Macht und Verantwortung
Nur eine kleine römische Zwei auf dem Buchrücken deutet bei geschlossenem Buch an, was angesichts der Dicke des Buches zunächst unwahrscheinlich scheint: es handelt sich bei diesem Buch
tatsächlich nur um den zweiten Band einer Helmut Schmidt-Biographie. Den ersten Teil hat Hartmut Soell vor fünf Jahren - zu Schmidts 85. Geburtstag - unter dem Titel "Vernunft und Leidenschaft"
herausgebracht.
Für den zweiten Teil der Biographie hat Soell den Titel "Macht und Verantwortung" gewählt. Er umreißt damit den Kern von Schmidts Karriere in den Jahren nach 1969 mit zwei zentralen
Schlagworten. Die Übernahme zunächst des Verteidigungs-, dann des Finanzministeriums und schließlich der Kanzlerschaft bedeutete Machtzuwachs. Schmidt gelang es jedoch auf einzigartige Weise
diese Macht durch eigenes Verantwortungs- und Pflichtgefühl im positiven Sinne zu begrenzen. So äußerte Schmidt etwa auf einem Bundesparteitag der SPD im Jahr 1977: "…der politisch Handelnde hat
die tatsächlichen Folgen - einschließlich der von ihm nicht gewünschten Nebenwirkungen seines Handeln genauso zu verantworten, wie er seine guten Vorsätze zu verantworten hat." (Zitat auf Seite
792).
Da Soells Buch vor allem eine politische Biographie des fünften Bundeskanzlers der Bundesrepublik Deutschland ist, ist es nicht überraschend, dass die Jahre zwischen 1969 und 1982 - den
größten Teil des Buches einnehmen: während diese Zeit auf knapp 900 Seiten dargestellt wird, finden die Jahre von1982 bis heute auf nur etwa 50 Seiten statt.
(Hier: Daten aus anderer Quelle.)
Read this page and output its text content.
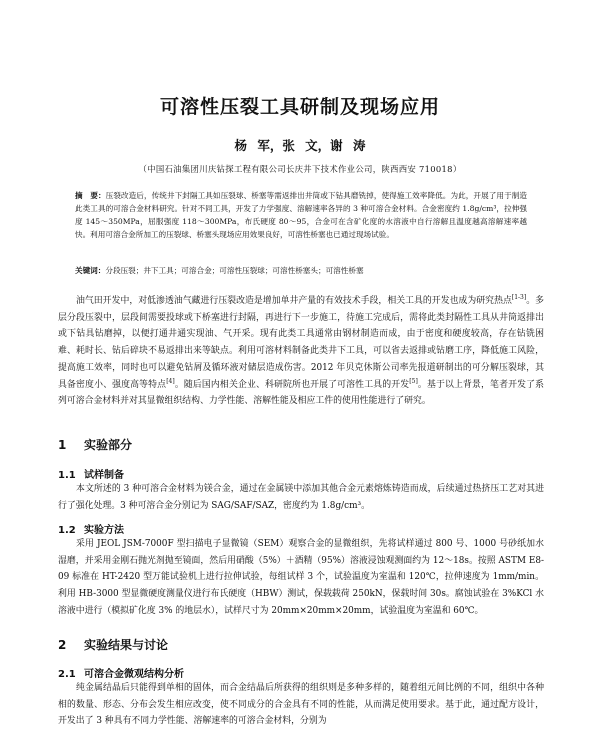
可溶性压裂工具研制及现场应用
杨 军，张 文，谢 涛
（中国石油集团川庆钻探工程有限公司长庆井下技术作业公司，陕西西安 710018）
摘　要：压裂改造后，传统井下封隔工具如压裂球、桥塞等需返排出井筒或下钻具磨铣掉，使得施工效率降低。为此，开展了用于制造此类工具的可溶合金材料研究。针对不同工具，开发了力学强度、溶解速率各异的 3 种可溶合金材料。合金密度约 1.8g/cm³，拉伸强度 145～350MPa，屈服强度 118～300MPa，布氏硬度 80～95，合金可在含矿化度的水溶液中自行溶解且温度越高溶解速率越快。利用可溶合金所加工的压裂球、桥塞头现场应用效果良好，可溶性桥塞也已通过现场试验。
关键词：分段压裂；井下工具；可溶合金；可溶性压裂球；可溶性桥塞头；可溶性桥塞
油气田开发中，对低渗透油气藏进行压裂改造是增加单井产量的有效技术手段，相关工具的开发也成为研究热点[1-3]。多层分段压裂中，层段间需要投球或下桥塞进行封隔，再进行下一步施工，待施工完成后，需将此类封隔性工具从井筒返排出或下钻具钻磨掉，以便打通井通实现油、气开采。现有此类工具通常由钢材制造而成，由于密度和硬度较高，存在钻铣困难、耗时长、钻后碎块不易返排出来等缺点。利用可溶材料制备此类井下工具，可以省去返排或钻磨工序，降低施工风险，提高施工效率，同时也可以避免钻屑及循环液对储层造成伤害。2012 年贝克休斯公司率先报道研制出的可分解压裂球，其具备密度小、强度高等特点[4]。随后国内相关企业、科研院所也开展了可溶性工具的开发[5]。基于以上背景，笔者开发了系列可溶合金材料并对其显微组织结构、力学性能、溶解性能及相应工件的使用性能进行了研究。
1 实验部分
1.1 试样制备
本文所述的 3 种可溶合金材料为镁合金，通过在金属镁中添加其他合金元素熔炼铸造而成，后续通过热挤压工艺对其进行了强化处理。3 种可溶合金分别记为 SAG/SAF/SAZ，密度约为 1.8g/cm³。
1.2 实验方法
采用 JEOL JSM-7000F 型扫描电子显微镜（SEM）观察合金的显微组织，先将试样通过 800 号、1000 号砂纸加水湿磨，并采用金刚石抛光剂抛至镜面，然后用硝酸（5%）＋酒精（95%）溶液浸蚀观测面约为 12～18s。按照 ASTM E8-09 标准在 HT-2420 型万能试验机上进行拉伸试验，每组试样 3 个，试验温度为室温和 120℃，拉伸速度为 1mm/min。利用 HB-3000 型显微硬度测量仪进行布氏硬度（HBW）测试，保载载荷 250kN，保载时间 30s。腐蚀试验在 3%KCl 水溶液中进行（模拟矿化度 3% 的地层水），试样尺寸为 20mm×20mm×20mm，试验温度为室温和 60℃。
2 实验结果与讨论
2.1 可溶合金微观结构分析
纯金属结晶后只能得到单相的固体，而合金结晶后所获得的组织则是多种多样的，随着组元间比例的不同，组织中各种相的数量、形态、分布会发生相应改变，使不同成分的合金具有不同的性能，从而满足使用要求。基于此，通过配方设计，开发出了 3 种具有不同力学性能、溶解速率的可溶合金材料，分别为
Mitarbeiter, Historiker und Politiker
Der Autor, Hartmut Soell, war beim Verfassen des Buches in der komfortablen Situation, verschiedene Perspektiven auf die politischen Entwicklungen der 60er, 70er und 80er Jahre zu haben. So
arbeitete er bei der SPD-Bundestagsfraktion als persönlicher Mitarbeiter des Fraktionsvorsitzenden Schmidt, lehrte und forschte als Historiker und lernte die Realitäten des politischen Lebens als
langjähriger Bundestagabgeordneter selbst kennen. Diese Sachkompetenz ist dem Buch anzumerken. Soell gelingt es, ein sehr vielseitiges Bild verschiedener politischer Ereignisse zu zeichnen. In
seinen Ausführungen berücksichtigt er innere wie äußere Verhältnisse und lässt auch den historischen Erfahrungshorizont seiner Akteure nicht außer Acht. Hartmut Soell - selbst Sozialdemokrat -
nähert sich seinem Thema vorurteilsfrei und verschweigt auch nicht die Probleme, die die SPD jener Jahre hatte. So widmet er sich etwa auch in einem eigenen Kapitel dem schwierigen Verhältnis,
das Helmut Schmidt zu den Jusos oder vielmehr die Jusos zu ihm hatten.
Fazit
Die Komplexität des Buches hat aber auch einen Nachteil. Das Buch eignet sich nicht unbedingt als gemütliche Feierabendlektüre. Durch seine eher wissenschaftliche Art sollte es mit einem
gewissen Grad an Konzentration gelesen werden. Darüber hinaus könnte sich der eine oder andere Leser ohne Vorkenntnisse an der einen oder anderen Stelle von den zahlreichen Namen und
Begebenheiten erschlagen fühlen. Mit ein paar Grundkenntnissen ist die Lektüre dieses Buches jedoch eine Bereicherung, die nicht nur das eigene historische Wissen erweitert sondern auch die
Wurzeln vieler aktueller Fragen aufdeckt. Für den Historiker hat dieses Buch durchaus den Wert eines Standardwerkes, welches bisher ohnegleichen ist.
Hartmut Soell: Helmut Schmidt. Macht und Verantwortung: 1969 bis
heute, 1088 Seiten, mit Abbildungen, Deutsche Verlags-Anstalt, München 2008, ISBN: 978-3-421-05795-2, € 39,95.